Mistral drops new AI models optimized for mobile devices

Calculating... Comments

French AI startup Mistral has introduced its first generative AI models designed for edge devices like laptops and phones. This new model family, called "Les Ministraux," includes the Ministral 3B and Ministral 8B models.

These models are designed for various applications, such as text generation, on-device translation, smart assistants, and autonomous robotics, and feature a context window of 128,000 tokens — enough to process the equivalent of a 50-page book.

Mistral emphasizes the demand for privacy-first, local inference solutions, stating that the Les Ministraux models offer compute-efficient, low-latency performance ideal for situations where internet access is limited.

Les Ministraux Availability

Ministral 8B is available for research purposes, though a commercial license is required for wider use, while Ministral 3B is only accessible via their API and isn’t open-source.

Both models are also available through La Plateforme, Mistral’s cloud service, and have been priced at $0.10 and $0.04 per million tokens for the 8B and 3B models, respectively.

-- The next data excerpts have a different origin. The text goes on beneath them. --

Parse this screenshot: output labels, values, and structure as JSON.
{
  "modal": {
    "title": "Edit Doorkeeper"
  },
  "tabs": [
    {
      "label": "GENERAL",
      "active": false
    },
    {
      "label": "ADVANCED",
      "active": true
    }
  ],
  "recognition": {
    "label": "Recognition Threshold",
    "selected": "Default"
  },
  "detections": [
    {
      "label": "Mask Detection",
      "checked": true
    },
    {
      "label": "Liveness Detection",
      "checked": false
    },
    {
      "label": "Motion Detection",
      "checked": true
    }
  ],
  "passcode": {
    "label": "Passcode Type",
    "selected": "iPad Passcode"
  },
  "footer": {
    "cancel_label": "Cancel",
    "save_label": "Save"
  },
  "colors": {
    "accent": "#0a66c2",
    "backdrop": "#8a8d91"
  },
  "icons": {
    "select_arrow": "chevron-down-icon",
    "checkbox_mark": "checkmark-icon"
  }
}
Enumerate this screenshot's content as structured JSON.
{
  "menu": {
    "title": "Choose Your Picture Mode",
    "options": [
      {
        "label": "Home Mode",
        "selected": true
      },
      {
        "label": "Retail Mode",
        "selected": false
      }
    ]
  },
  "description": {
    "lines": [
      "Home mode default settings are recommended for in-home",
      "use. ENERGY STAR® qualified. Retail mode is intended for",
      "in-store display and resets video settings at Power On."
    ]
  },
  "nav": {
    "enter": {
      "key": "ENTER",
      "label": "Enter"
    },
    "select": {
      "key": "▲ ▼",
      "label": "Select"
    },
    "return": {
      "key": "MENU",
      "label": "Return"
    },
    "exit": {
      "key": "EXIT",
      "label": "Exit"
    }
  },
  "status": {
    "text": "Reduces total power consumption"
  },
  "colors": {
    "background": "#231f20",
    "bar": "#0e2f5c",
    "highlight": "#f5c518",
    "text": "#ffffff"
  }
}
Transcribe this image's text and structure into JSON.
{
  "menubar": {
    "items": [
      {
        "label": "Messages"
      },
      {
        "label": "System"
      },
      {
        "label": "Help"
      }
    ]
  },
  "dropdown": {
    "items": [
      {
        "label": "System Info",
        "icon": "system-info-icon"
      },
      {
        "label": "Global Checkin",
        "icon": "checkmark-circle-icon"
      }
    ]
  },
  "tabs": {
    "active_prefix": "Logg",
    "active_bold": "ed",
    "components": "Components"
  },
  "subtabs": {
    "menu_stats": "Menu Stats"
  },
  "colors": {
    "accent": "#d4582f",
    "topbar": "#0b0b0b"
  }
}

Mistral’s models align with the growing trend of smaller, more efficient AI models, competing with offerings like Google's Gemma and Microsoft's Phi collections, and claim to outperform models like Llama and Gemma in instruction-following and problem-solving benchmarks. But sadly, unlike those models, Mistral models, including Ministral 3B and Ministral 8B, cannot currently be run on Ollama. They use a different architecture that isn’t supported by Llama-based frameworks.

Benchmarks

These models are function-calling capable, with Mistral benchmarking the 8B model on par with Llama 3.1 and the 3B model outperforming Llama 3.2. However, there's skepticism about the reliability of these benchmarks, especially the inclusion of a non-standard metric, "Knowledge and Common Sense?"

According to independent bechnmarks Ministral 3B :

is cheaper compared to average with a price of $0.04 per 1M Tokens (blended 3:1). Ministral 3B Input token price: $0.04, Output token price: $0.04 per 1M Tokens.
is faster compared to average, with an output speed of 213.4 tokens per second.
has a lower latency compared to average, taking 0.45s to receive the first token (TTFT).
has a smaller context window than average, with a context window of 130k tokens.

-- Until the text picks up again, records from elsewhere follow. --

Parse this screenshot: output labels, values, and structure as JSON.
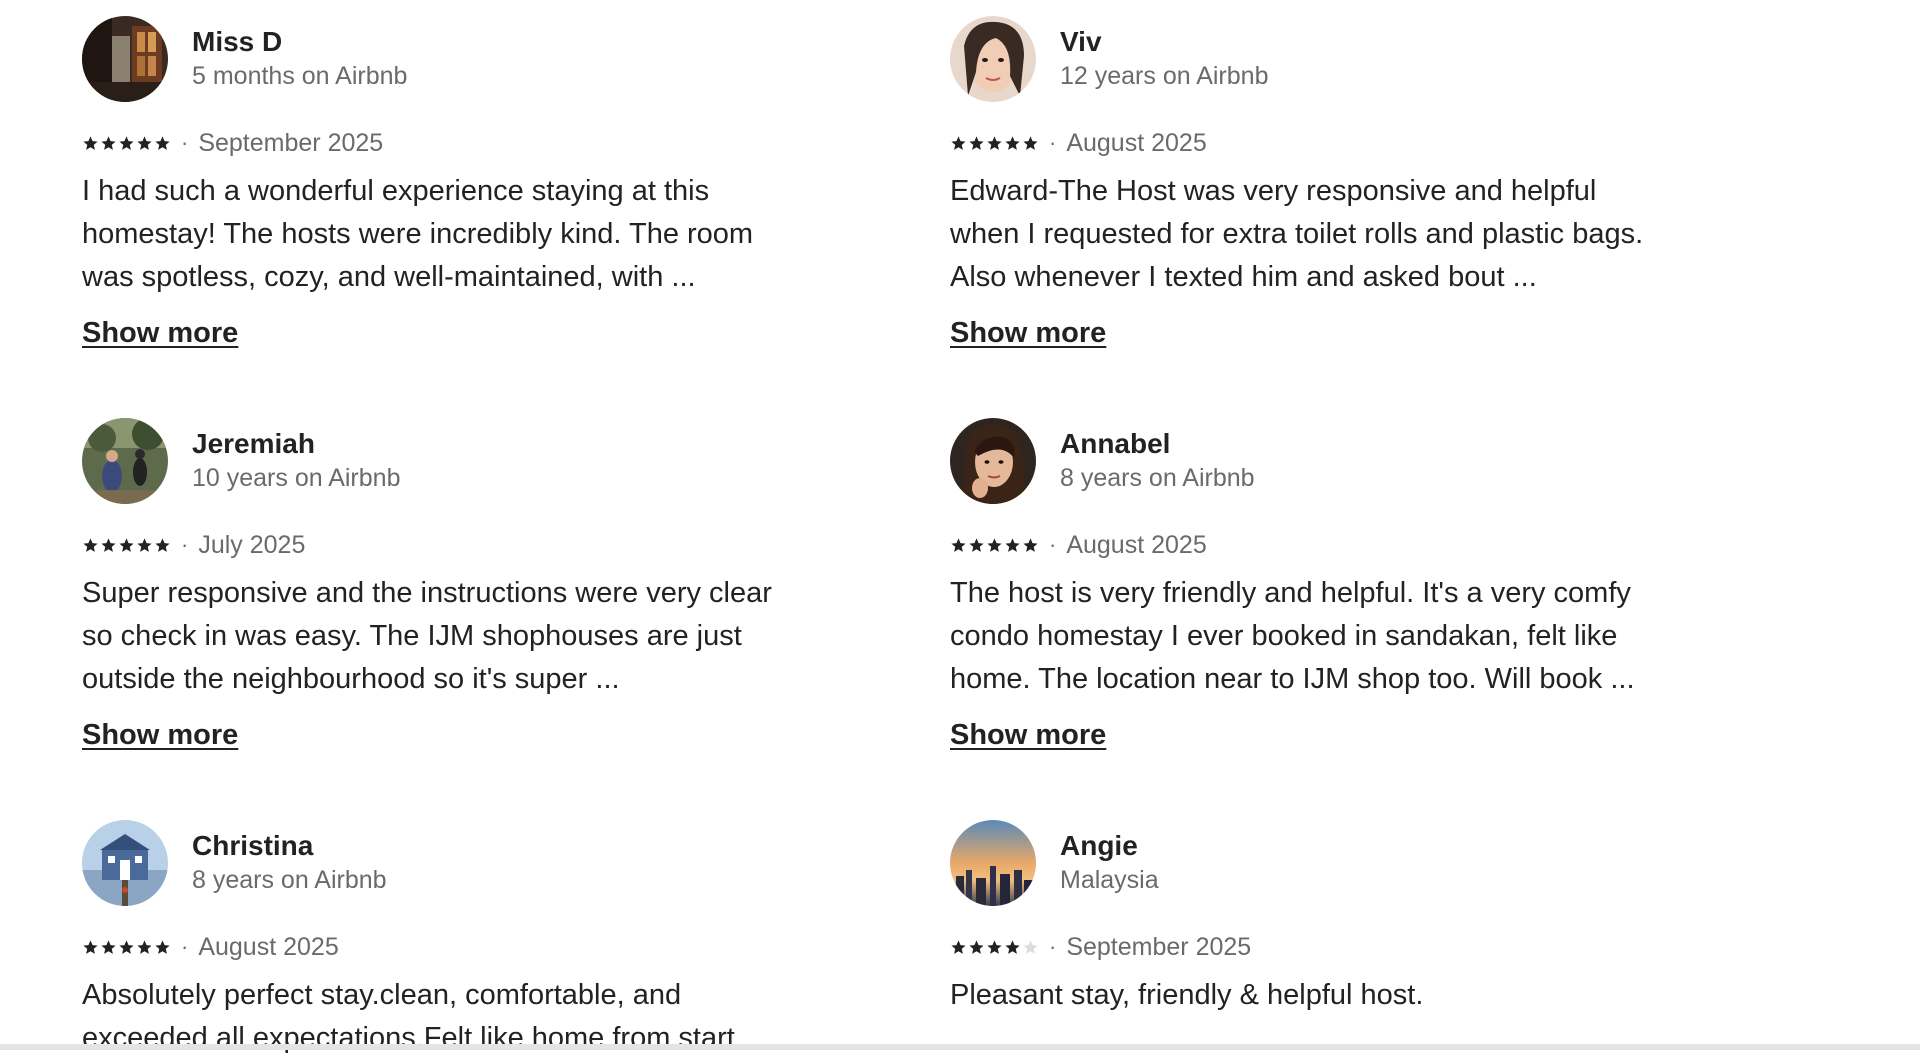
{
  "reviews": [
    {
      "name": "Miss D",
      "tenure": "5 months on Airbnb",
      "rating": 5,
      "date": "September 2025",
      "text": "I had such a wonderful experience staying at this homestay! The hosts were incredibly kind. The room was spotless, cozy, and well-maintained, with ...",
      "show_more": "Show more",
      "avatar": "avatar-photo-interior"
    },
    {
      "name": "Viv",
      "tenure": "12 years on Airbnb",
      "rating": 5,
      "date": "August 2025",
      "text": "Edward-The Host was very responsive and helpful when I requested for extra toilet rolls and plastic bags. Also whenever I texted him and asked bout ...",
      "show_more": "Show more",
      "avatar": "avatar-photo-portrait"
    },
    {
      "name": "Jeremiah",
      "tenure": "10 years on Airbnb",
      "rating": 5,
      "date": "July 2025",
      "text": "Super responsive and the instructions were very clear so check in was easy. The IJM shophouses are just outside the neighbourhood so it's super ...",
      "show_more": "Show more",
      "avatar": "avatar-photo-outdoors"
    },
    {
      "name": "Annabel",
      "tenure": "8 years on Airbnb",
      "rating": 5,
      "date": "August 2025",
      "text": "The host is very friendly and helpful. It's a very comfy condo homestay I ever booked in sandakan, felt like home. The location near to IJM shop too. Will book ...",
      "show_more": "Show more",
      "avatar": "avatar-photo-portrait-dark"
    },
    {
      "name": "Christina",
      "tenure": "8 years on Airbnb",
      "rating": 5,
      "date": "August 2025",
      "text": "Absolutely perfect stay.clean, comfortable, and exceeded all expectations.Felt like home from start",
      "show_more": "",
      "avatar": "avatar-photo-blue-house"
    },
    {
      "name": "Angie",
      "tenure": "Malaysia",
      "rating": 4,
      "date": "September 2025",
      "text": "Pleasant stay, friendly & helpful host.",
      "show_more": "",
      "avatar": "avatar-photo-sunset-city"
    }
  ],
  "colors": {
    "text_primary": "#222222",
    "text_secondary": "#6a6a6a",
    "star_filled": "#222222",
    "star_empty": "#dddddd"
  }
}
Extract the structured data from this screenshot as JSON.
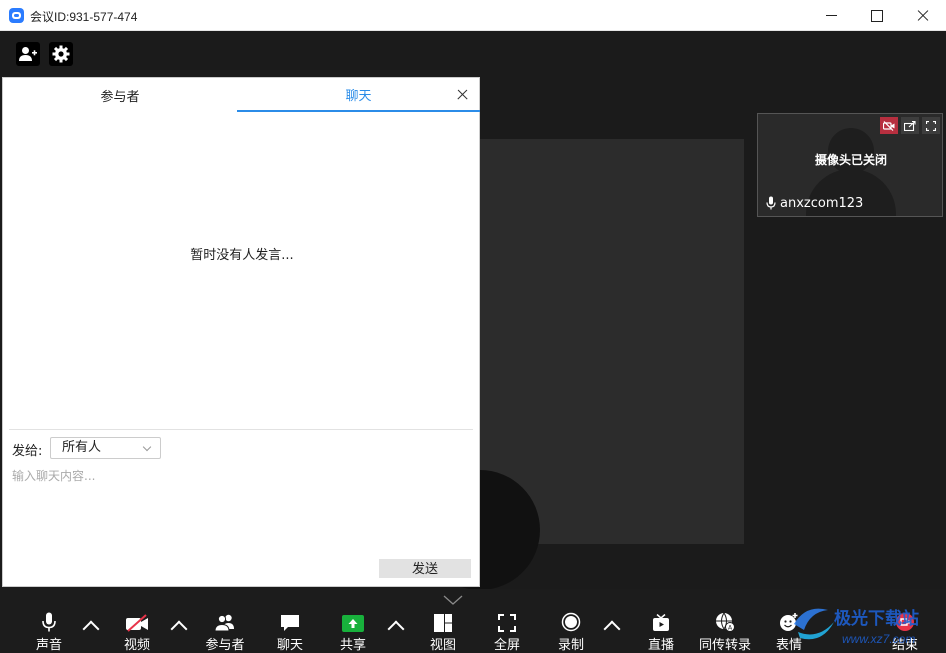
{
  "window": {
    "title": "会议ID:931-577-474"
  },
  "chat_panel": {
    "tabs": [
      {
        "label": "参与者",
        "active": false
      },
      {
        "label": "聊天",
        "active": true
      }
    ],
    "empty_message": "暂时没有人发言...",
    "send_to_label": "发给:",
    "recipient": "所有人",
    "input_placeholder": "输入聊天内容...",
    "send_button": "发送"
  },
  "self_view": {
    "status": "摄像头已关闭",
    "username": "anxzcom123"
  },
  "bottom_bar": {
    "audio": "声音",
    "video": "视频",
    "participants": "参与者",
    "chat": "聊天",
    "share": "共享",
    "view": "视图",
    "fullscreen": "全屏",
    "record": "录制",
    "live": "直播",
    "interpret": "同传转录",
    "reactions": "表情",
    "end": "结束"
  },
  "watermark": {
    "text": "极光下载站",
    "url": "www.xz7.com"
  },
  "colors": {
    "accent_blue": "#2b8ce8",
    "share_green": "#18b13c",
    "end_red": "#e8344a",
    "cam_off_red": "#b72f3f"
  }
}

ministral-3b-speed-benchmarks — Ministral 3b speed is actually top of the pile

According to the same independent bechnmarks Ministral 8B:

is cheaper compared to average with a price of $0.10 per 1M Tokens (blended 3:1). Ministral 8B Input token price: $0.10, Output token price: $0.10 per 1M Tokens.
is faster compared to average, with an output speed of 136.7 tokens per second.
has a lower latency compared to average, taking 0.44s to receive the first token (TTFT).
has a smaller context window than average, with a context window of 130k tokens.

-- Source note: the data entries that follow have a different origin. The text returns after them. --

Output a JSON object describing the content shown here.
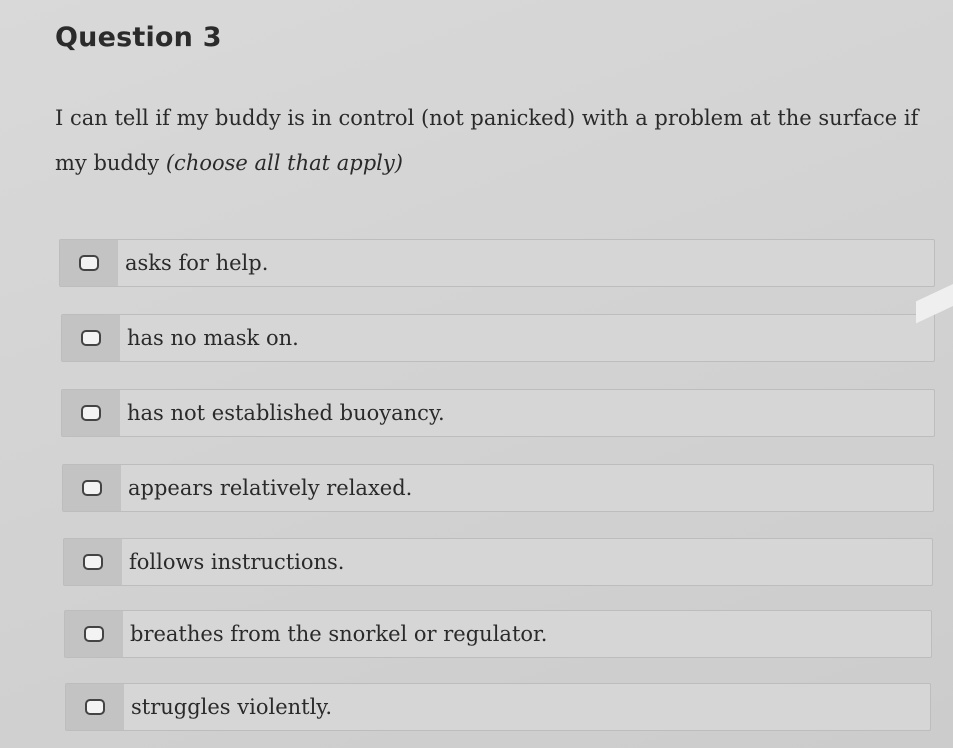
{
  "question": {
    "title": "Question 3",
    "prompt": "I can tell if my buddy is in control (not panicked) with a problem at the surface if my buddy ",
    "hint": "(choose all that apply)"
  },
  "options": [
    {
      "label": "asks for help.",
      "checked": false
    },
    {
      "label": "has no mask on.",
      "checked": false
    },
    {
      "label": "has not established buoyancy.",
      "checked": false
    },
    {
      "label": "appears relatively relaxed.",
      "checked": false
    },
    {
      "label": "follows instructions.",
      "checked": false
    },
    {
      "label": "breathes from the snorkel or regulator.",
      "checked": false
    },
    {
      "label": "struggles violently.",
      "checked": false
    }
  ]
}
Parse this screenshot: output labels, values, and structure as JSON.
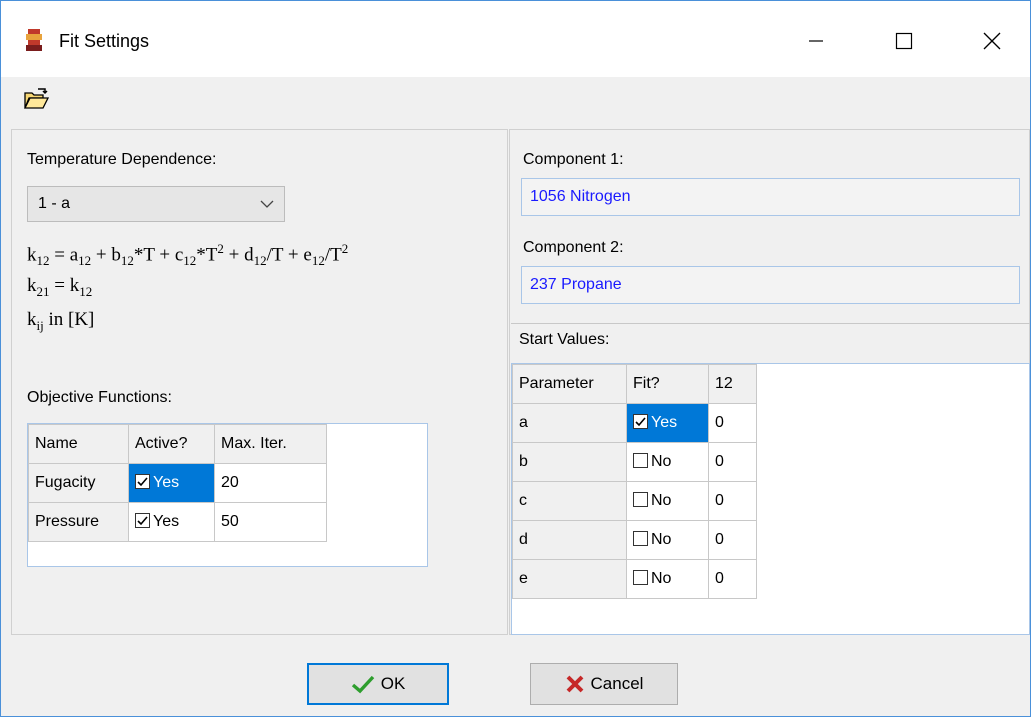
{
  "window": {
    "title": "Fit Settings"
  },
  "left": {
    "temp_dep_label": "Temperature Dependence:",
    "temp_dep_value": "1 - a",
    "formula_k12": "k12 = a12 + b12*T + c12*T2 + d12/T + e12/T2",
    "formula_k21": "k21 = k12",
    "formula_unit": "kij in [K]",
    "objective_label": "Objective Functions:",
    "objective": {
      "headers": [
        "Name",
        "Active?",
        "Max. Iter."
      ],
      "rows": [
        {
          "name": "Fugacity",
          "active": "Yes",
          "max_iter": "20"
        },
        {
          "name": "Pressure",
          "active": "Yes",
          "max_iter": "50"
        }
      ]
    }
  },
  "right": {
    "comp1_label": "Component 1:",
    "comp1_value": "1056 Nitrogen",
    "comp2_label": "Component 2:",
    "comp2_value": "237 Propane",
    "start_label": "Start Values:",
    "start": {
      "headers": [
        "Parameter",
        "Fit?",
        "12"
      ],
      "rows": [
        {
          "param": "a",
          "fit": "Yes",
          "value": "0"
        },
        {
          "param": "b",
          "fit": "No",
          "value": "0"
        },
        {
          "param": "c",
          "fit": "No",
          "value": "0"
        },
        {
          "param": "d",
          "fit": "No",
          "value": "0"
        },
        {
          "param": "e",
          "fit": "No",
          "value": "0"
        }
      ]
    }
  },
  "buttons": {
    "ok": "OK",
    "cancel": "Cancel"
  }
}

The 8B model, which is open-source under the Mistral Research License, shows strong performance, particularly in coding and mathematical reasoning, suggesting it may be a good alternative to Llama 3.1 for personal use.

Community Sentiment

The Reddit discussion on Mistral's new models, Ministral 3B and 8B, reflects mixed reactions. Users are intrigued by the interleaved sliding-window attention mechanism, although it’s not yet supported by llama.cpp. Some are frustrated by the 3B model’s limited availability (API-only, no download), seeing it as a commercial move. There's curiosity around the models' real-world performance but hesitation without benchmarks. Enthusiasts are eager to tinker, but overall, caution dominates due to past release disappointments.

Link to the full discussion: Reddit Thread.

Earlier in September, Mistral introduced Pixtral 12B, a multimodal model that excels in both image and text tasks. It features a new architecture with a 400M parameter vision encoder and a 12B parameter multimodal decoder, designed to handle variable image sizes and long-context windows. Pixtral 12B, available under the Apache 2.0 license, performs well across multimodal and text-only tasks.

Last modified 19 October 2024 at 09:49

Published: Oct 18, 2024 at 5:30 PM